About a year after we launched our successful Backgammon Live! game, a major competitor appeared, also an Israeli company, Beach Bum (one of the founders of Playtika). Beach Bum was recently acquired for an estimated $250-300 million by the French gaming company Voodoo, which goes to show that the games market is big enough and hungry for good products and studios.
How did your days and nights look as startup entrepreneurs?
When I joined Meta, I was sure that I would never work as hard as I worked at my own startup, but apparently having a sense of ownership is a personality trait and not a choice one makes. Although my team today is twice the size and the responsibility, I’m able to better manage my time, share the responsibilities with my peers and have quality time with my kids twice a week. In the early days I would work long hours into the night. I believe Meta gives incredible opportunities to create and innovate on a global scale, while keeping a good work life balance.
Meta has an internal archetype definition for someone like me, an ‘Entrepreneur PM’, Product Managers that specialize in the conception, organization, and delivery of successful 0-to-1-projects to create entirely new products and business areas within Meta Inc. It’s an incredible opportunity to be able to do bottom-up innovation, identify a need, pitch a solution to leadership, similar to a professional VC, get the resources or bootstrap to get to product market fit, and later scale on a global level.
Erez Naveh’s Do's and Don'ts tips:
Do’s tips:
Set clear responsibilities: Many times, startups fail because the founders have unnecessary friction. Align on clear areas of expertise and responsibilities for each role, this will allow each leader to operate with autonomy and minimal friction. For example, the CTO might be responsible for all things technical, people and people growth, while the CPO is responsible for all things product, ambassador for the team, update and present to leadership. Both are responsible for team health. It doesn’t mean that the others don’t have an opinion or can’t be heard, it just adds clarity on who’s making the domain decisions.

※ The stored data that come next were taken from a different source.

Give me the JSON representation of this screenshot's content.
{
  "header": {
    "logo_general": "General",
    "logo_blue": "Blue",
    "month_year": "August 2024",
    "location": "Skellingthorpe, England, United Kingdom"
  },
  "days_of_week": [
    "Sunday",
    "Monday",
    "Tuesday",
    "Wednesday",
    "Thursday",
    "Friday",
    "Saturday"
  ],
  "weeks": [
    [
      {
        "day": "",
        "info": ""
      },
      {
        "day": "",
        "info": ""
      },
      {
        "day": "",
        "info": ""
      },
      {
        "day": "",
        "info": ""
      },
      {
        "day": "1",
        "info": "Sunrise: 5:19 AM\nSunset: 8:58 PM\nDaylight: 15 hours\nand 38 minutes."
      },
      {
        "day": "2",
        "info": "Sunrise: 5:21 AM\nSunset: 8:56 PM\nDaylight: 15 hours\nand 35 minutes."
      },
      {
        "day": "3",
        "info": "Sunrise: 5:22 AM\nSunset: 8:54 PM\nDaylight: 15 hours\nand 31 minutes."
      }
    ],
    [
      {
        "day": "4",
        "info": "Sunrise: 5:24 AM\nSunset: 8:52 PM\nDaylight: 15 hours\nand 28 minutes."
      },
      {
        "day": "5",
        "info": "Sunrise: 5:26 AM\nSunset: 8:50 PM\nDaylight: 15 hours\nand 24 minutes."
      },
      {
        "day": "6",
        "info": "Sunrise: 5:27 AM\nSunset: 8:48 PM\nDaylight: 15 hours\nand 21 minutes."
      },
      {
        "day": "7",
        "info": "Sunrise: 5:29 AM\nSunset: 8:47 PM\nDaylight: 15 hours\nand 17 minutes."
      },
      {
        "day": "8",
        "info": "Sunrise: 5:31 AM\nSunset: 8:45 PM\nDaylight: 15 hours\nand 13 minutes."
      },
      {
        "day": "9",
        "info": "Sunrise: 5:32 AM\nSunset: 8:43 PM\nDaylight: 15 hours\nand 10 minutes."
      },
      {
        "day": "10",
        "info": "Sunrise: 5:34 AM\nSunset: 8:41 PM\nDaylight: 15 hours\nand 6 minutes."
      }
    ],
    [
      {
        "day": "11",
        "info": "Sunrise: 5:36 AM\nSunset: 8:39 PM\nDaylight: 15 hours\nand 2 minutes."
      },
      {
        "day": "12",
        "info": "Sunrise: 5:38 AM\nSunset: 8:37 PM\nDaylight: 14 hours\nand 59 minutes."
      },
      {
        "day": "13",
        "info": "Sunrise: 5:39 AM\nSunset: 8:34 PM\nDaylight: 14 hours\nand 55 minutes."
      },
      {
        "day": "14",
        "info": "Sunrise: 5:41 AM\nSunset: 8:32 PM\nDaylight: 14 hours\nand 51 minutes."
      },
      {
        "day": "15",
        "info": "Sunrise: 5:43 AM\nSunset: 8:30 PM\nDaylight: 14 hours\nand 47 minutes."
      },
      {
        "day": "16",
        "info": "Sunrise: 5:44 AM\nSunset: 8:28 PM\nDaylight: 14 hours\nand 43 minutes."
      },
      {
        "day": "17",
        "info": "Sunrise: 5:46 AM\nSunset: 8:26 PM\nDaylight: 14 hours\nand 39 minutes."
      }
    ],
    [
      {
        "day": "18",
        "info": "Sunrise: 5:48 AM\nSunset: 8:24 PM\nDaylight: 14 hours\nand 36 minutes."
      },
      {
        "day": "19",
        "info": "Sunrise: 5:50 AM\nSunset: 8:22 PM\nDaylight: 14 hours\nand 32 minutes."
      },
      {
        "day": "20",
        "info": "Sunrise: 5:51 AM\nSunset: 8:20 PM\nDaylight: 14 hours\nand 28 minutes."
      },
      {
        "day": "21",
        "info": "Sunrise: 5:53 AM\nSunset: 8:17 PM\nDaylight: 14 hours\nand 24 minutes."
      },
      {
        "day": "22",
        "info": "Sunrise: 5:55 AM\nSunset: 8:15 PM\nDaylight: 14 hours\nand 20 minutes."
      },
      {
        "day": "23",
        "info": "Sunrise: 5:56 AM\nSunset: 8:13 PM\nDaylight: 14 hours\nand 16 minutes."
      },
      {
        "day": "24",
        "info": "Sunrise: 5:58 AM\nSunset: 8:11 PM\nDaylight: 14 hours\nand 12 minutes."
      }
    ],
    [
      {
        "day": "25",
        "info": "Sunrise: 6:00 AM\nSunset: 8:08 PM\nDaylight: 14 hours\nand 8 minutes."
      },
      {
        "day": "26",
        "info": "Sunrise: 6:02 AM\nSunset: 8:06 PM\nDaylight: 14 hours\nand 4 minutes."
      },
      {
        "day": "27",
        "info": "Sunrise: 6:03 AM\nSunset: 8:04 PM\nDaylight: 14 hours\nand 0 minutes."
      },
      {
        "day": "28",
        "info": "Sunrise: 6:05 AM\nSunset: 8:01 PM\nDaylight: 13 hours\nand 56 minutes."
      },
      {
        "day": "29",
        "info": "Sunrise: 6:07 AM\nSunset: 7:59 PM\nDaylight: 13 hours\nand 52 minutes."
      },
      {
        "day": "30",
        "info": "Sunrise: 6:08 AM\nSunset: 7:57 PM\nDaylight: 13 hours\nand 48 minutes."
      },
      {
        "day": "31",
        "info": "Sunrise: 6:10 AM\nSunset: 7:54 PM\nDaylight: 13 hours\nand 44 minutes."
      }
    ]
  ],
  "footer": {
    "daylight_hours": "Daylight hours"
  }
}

HPM (Highlights, Progress, Me) - A weekly retrospective report is an effective forcing function to summarize your progress against the goals, and one of the processes I would have liked to adopt in my startup days, to keep myself and the team accountable by sharing it with key stakeholders and investors, even if they didn’t ask.
Say No More - Your goal is to build a rocket ship to get to the moon. Every time you work on something that isn't a top priority for getting your rocket ship to the moon, you are spending time that could be spent on your goal. Also, every time you add something, it increases the weight of your ship and decreases the odds of you getting to the moon.
Don'ts tips:
Don’t wait for perfect - Fail fast, fail often. Build experiments that can easily disprove (or prove) your hypotheses fast, don't spend weeks building the perfect features, if you can, spend a day building something good enough to determine if it's worth your time.
Don’t focus on the solution - Build projects around problems and goals, not solutions. Lots of times people get too attached to solutions rather than the problem they are trying to solve or the goal they are trying to achieve.
Launching isn't the goal - It's just a milestone, the goal is the result you are trying to achieve by launching (the problem you are trying to solve, the behavior you are trying to create, etc...).